A anotação localizada no celular de Marília também detalha uma suposta pressão de Torres para que a Polícia Federal reforçasse o efetivo no segundo turno das eleições. O ex-ministro chegou a dizer, segundo o texto, que trocaria o então diretor-geral da corporação, Márcio Nunes, se Bolsonaro fosse reeleito.

De acordo com o registro, Torres reclamou que a PF estava fazendo “corpo mole” e que, por isso, a própria Secretaria de Operações Integradas planejaria as ações. O texto descreve ainda uma reunião entre as equipes do ministério e da corporação sobre os indícios de compra de votos no Nordeste.

Márcio perguntou se havia relatório de inteligência sobre isso, eu disse que ia tentar ver se conseguíamos demonstrar o incremento de crimes eleitorais para que houvesse justificativa de aumento de efetivo em relação ao segundo turno. Porém, conversei com o Tomás e concluímos que não havia esse incremento“, diz o teexto.

A anotação também diz que o ministro “chegou a comentar que gostava muito do Márcio mas que não era uma pessoa muito firme para aquele momento e que numa eventual vitória nas eleições ele trocaria o DG“.

Márcio não queria cumprir a determinação dele, e acabou não cumprindo, pois os planejamentos não foram seguidos“.

A defesa de Torres não quis se manifestar. “A defesa do ex-ministro Anderson Torres tomou conhecimento deste fato pela imprensa. Não teve acesso oficial aos documentos ou perícias e, por isso, prefere se manifestar nos autos em momento oportuno“, declarou o advogado Eumar Novacki, em nota.

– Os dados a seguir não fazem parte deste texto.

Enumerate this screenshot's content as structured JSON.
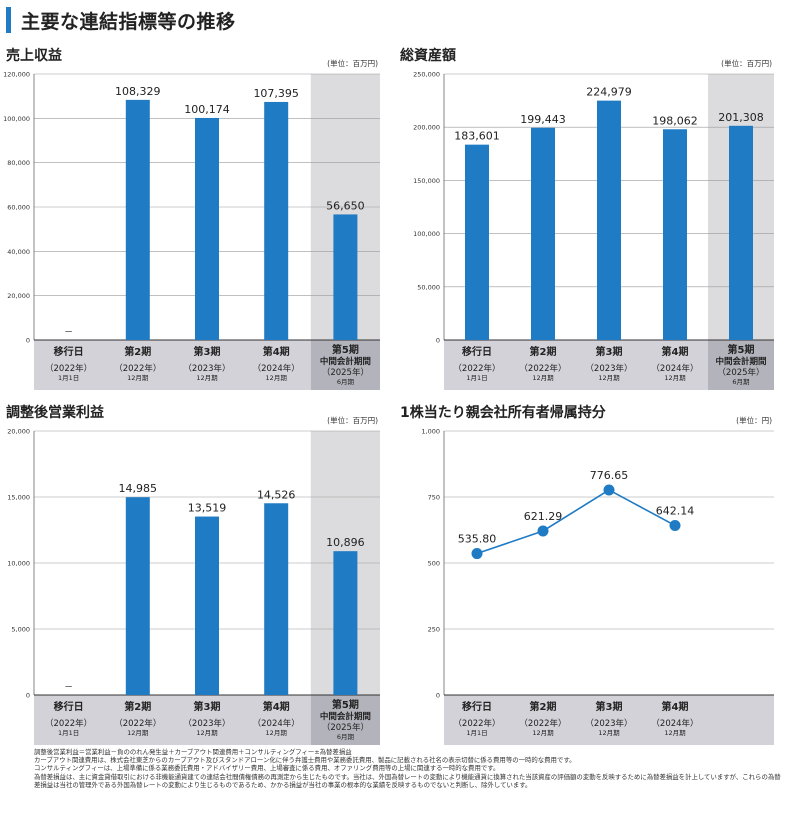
{
  "page": {
    "title": "主要な連結指標等の推移"
  },
  "category_labels": [
    {
      "name": "移行日",
      "year": "（2022年）",
      "sub": "1月1日"
    },
    {
      "name": "第2期",
      "year": "（2022年）",
      "sub": "12月期"
    },
    {
      "name": "第3期",
      "year": "（2023年）",
      "sub": "12月期"
    },
    {
      "name": "第4期",
      "year": "（2024年）",
      "sub": "12月期"
    },
    {
      "name": "第5期",
      "name2": "中間会計期間",
      "year": "（2025年）",
      "sub": "6月期"
    }
  ],
  "chart_data": [
    {
      "type": "bar",
      "title": "売上収益",
      "unit": "(単位：百万円)",
      "categories": [
        "移行日",
        "第2期",
        "第3期",
        "第4期",
        "第5期 中間会計期間"
      ],
      "values": [
        null,
        108329,
        100174,
        107395,
        56650
      ],
      "value_labels": [
        "－",
        "108,329",
        "100,174",
        "107,395",
        "56,650"
      ],
      "ylim": [
        0,
        120000
      ],
      "yticks": [
        0,
        20000,
        40000,
        60000,
        80000,
        100000,
        120000
      ],
      "ytick_labels": [
        "0",
        "20,000",
        "40,000",
        "60,000",
        "80,000",
        "100,000",
        "120,000"
      ],
      "highlight_last": true,
      "grid": true
    },
    {
      "type": "bar",
      "title": "総資産額",
      "unit": "(単位：百万円)",
      "categories": [
        "移行日",
        "第2期",
        "第3期",
        "第4期",
        "第5期 中間会計期間"
      ],
      "values": [
        183601,
        199443,
        224979,
        198062,
        201308
      ],
      "value_labels": [
        "183,601",
        "199,443",
        "224,979",
        "198,062",
        "201,308"
      ],
      "ylim": [
        0,
        250000
      ],
      "yticks": [
        0,
        50000,
        100000,
        150000,
        200000,
        250000
      ],
      "ytick_labels": [
        "0",
        "50,000",
        "100,000",
        "150,000",
        "200,000",
        "250,000"
      ],
      "highlight_last": true,
      "grid": true
    },
    {
      "type": "bar",
      "title": "調整後営業利益",
      "unit": "(単位：百万円)",
      "categories": [
        "移行日",
        "第2期",
        "第3期",
        "第4期",
        "第5期 中間会計期間"
      ],
      "values": [
        null,
        14985,
        13519,
        14526,
        10896
      ],
      "value_labels": [
        "－",
        "14,985",
        "13,519",
        "14,526",
        "10,896"
      ],
      "ylim": [
        0,
        20000
      ],
      "yticks": [
        0,
        5000,
        10000,
        15000,
        20000
      ],
      "ytick_labels": [
        "0",
        "5,000",
        "10,000",
        "15,000",
        "20,000"
      ],
      "highlight_last": true,
      "grid": true
    },
    {
      "type": "line",
      "title": "1株当たり親会社所有者帰属持分",
      "unit": "(単位：円)",
      "categories": [
        "移行日",
        "第2期",
        "第3期",
        "第4期"
      ],
      "values": [
        535.8,
        621.29,
        776.65,
        642.14
      ],
      "value_labels": [
        "535.80",
        "621.29",
        "776.65",
        "642.14"
      ],
      "ylim": [
        0,
        1000
      ],
      "yticks": [
        0,
        250,
        500,
        750,
        1000
      ],
      "ytick_labels": [
        "0",
        "250",
        "500",
        "750",
        "1,000"
      ],
      "highlight_last": false,
      "grid": true
    }
  ],
  "footnotes": [
    "調整後営業利益＝営業利益－負ののれん発生益＋カーブアウト関連費用＋コンサルティングフィー±為替差損益",
    "カーブアウト関連費用は、株式会社東芝からのカーブアウト及びスタンドアローン化に伴う弁護士費用や業務委託費用、製品に記載される社名の表示切替に係る費用等の一時的な費用です。",
    "コンサルティングフィーは、上場準備に係る業務委託費用・アドバイザリー費用、上場審査に係る費用、オファリング費用等の上場に関連する一時的な費用です。",
    "為替差損益は、主に資金貸借取引における非機能通貨建ての連結会社間債権債務の再測定から生じたものです。当社は、外国為替レートの変動により機能通貨に換算された当該資産の評価額の変動を反映するために為替差損益を計上していますが、これらの為替差損益は当社の管理外である外国為替レートの変動により生じるものであるため、かかる損益が当社の事業の根本的な業績を反映するものでないと判断し、除外しています。"
  ],
  "colors": {
    "accent": "#1e7bc4",
    "bar": "#1e7bc4",
    "panel_highlight": "#dcdcde",
    "label_band": "#d2d2d8",
    "label_band_highlight": "#b3b3bc",
    "grid": "#9a9a9a"
  }
}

A CPI também localizou entre as imagens do celular da delegada o print de uma tela em que aparece o tuíte escrito por um usuário em 29 de outubro, um dia antes do segundo turno.

O texto dizia: “Até o ônibus oriundo de Santo-Sé, na Bahia, que transporta pacientes que fazem tratamento médico em Salvador foi retido pela Polícia Rodoviária Federal. Eles estão tocando o terror para aumentar a abstenção no Nordeste! É criminoso! O TSE precisa agir urgentemente!“.